The global financial meltdown is unlikely to affect the broader Indian economy, though there is a case for easing the interest rate regime to make more funds available for the country’s corporations, Suresh Tendulkar, chairman, Prime Minister’s Economic Advisory Council, said on Monday.
“With inflation showing signs of coming down, there could be some relaxation in interest rates,” Tendulkar told Hindustan Times.
The Reserve Bank of India (RBI) launched an all-round monetary attack on inflation by raising key interest and reserve rates.
After remaining above a worrisome 12 per cent during the past few weeks, inflation has shown signs of declining falling to 11.8 per cent in the last reported week.
The repo rate, the benchmark short-term lending rate, has been increased thrice since March 2007 and now stands at 9 per cent.
The RBI has cut the cash reserve ratio (the share of deposits banks have to park with the the RBI in cash) by another 1.5 percentage points last week in two tranches.
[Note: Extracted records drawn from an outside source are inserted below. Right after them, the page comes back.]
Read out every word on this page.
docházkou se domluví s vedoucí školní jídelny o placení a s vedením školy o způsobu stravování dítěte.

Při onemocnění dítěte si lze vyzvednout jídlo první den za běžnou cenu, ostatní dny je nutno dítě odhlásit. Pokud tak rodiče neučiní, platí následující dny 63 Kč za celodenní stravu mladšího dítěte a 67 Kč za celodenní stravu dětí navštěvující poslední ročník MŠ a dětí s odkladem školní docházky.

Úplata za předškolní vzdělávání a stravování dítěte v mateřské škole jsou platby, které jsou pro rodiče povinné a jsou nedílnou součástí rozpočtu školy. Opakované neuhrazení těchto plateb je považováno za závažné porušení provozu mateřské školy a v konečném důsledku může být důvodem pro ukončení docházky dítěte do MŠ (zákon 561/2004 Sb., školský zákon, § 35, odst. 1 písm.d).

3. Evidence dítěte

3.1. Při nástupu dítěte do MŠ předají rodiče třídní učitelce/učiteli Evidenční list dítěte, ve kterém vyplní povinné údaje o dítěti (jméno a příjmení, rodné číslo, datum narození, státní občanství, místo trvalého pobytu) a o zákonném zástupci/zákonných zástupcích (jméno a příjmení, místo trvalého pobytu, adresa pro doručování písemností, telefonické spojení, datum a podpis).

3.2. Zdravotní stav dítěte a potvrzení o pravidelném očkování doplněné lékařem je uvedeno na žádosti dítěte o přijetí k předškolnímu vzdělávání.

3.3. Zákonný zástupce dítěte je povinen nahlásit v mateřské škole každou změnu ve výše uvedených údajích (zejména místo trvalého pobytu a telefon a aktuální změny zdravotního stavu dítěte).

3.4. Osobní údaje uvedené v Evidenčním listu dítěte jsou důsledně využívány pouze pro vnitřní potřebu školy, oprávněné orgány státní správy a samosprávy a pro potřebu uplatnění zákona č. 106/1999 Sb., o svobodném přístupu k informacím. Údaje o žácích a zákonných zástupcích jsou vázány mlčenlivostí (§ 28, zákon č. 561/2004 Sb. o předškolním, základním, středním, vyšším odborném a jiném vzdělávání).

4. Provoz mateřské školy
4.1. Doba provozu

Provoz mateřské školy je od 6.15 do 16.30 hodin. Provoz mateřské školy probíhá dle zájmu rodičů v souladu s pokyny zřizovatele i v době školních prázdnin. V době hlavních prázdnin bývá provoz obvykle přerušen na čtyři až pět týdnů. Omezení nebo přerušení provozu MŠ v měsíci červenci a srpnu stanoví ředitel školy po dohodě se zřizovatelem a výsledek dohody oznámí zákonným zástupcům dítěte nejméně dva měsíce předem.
Effective Saturday, the CRR would stand at 7.5 per cent, down from 9 per cent, releasing an additional Rs 60,000 crore into the banking system.
“It is a question of restoring confidence,” Tendulkar said.
He said Indian banks were “irrationally” affected by this crisis of confidence. “Indian banks are well capitalised and their exposure to complex derivative instruments are minimal,” he said.
The council headed by Tendulkar has projected that the Indian economy will growth by 7.7 per cent during 2008-09, down from the over 9 per cent growth recorded in the last three years.
The International Monetary Fund’s (IMF’s) World Economic Outlook (WEO) released last week projected that the country’s gross domestic product was likely to slow down to 7.9 per cent in 2008 and slide further to 6.9 per cent in the next year.
India’s economy expanded 7.9 per cent in the three-months ending June 30--the slowest since 2004 in the backdrop of high inflation and sluggish industrial growth on the back of high borrowing costs.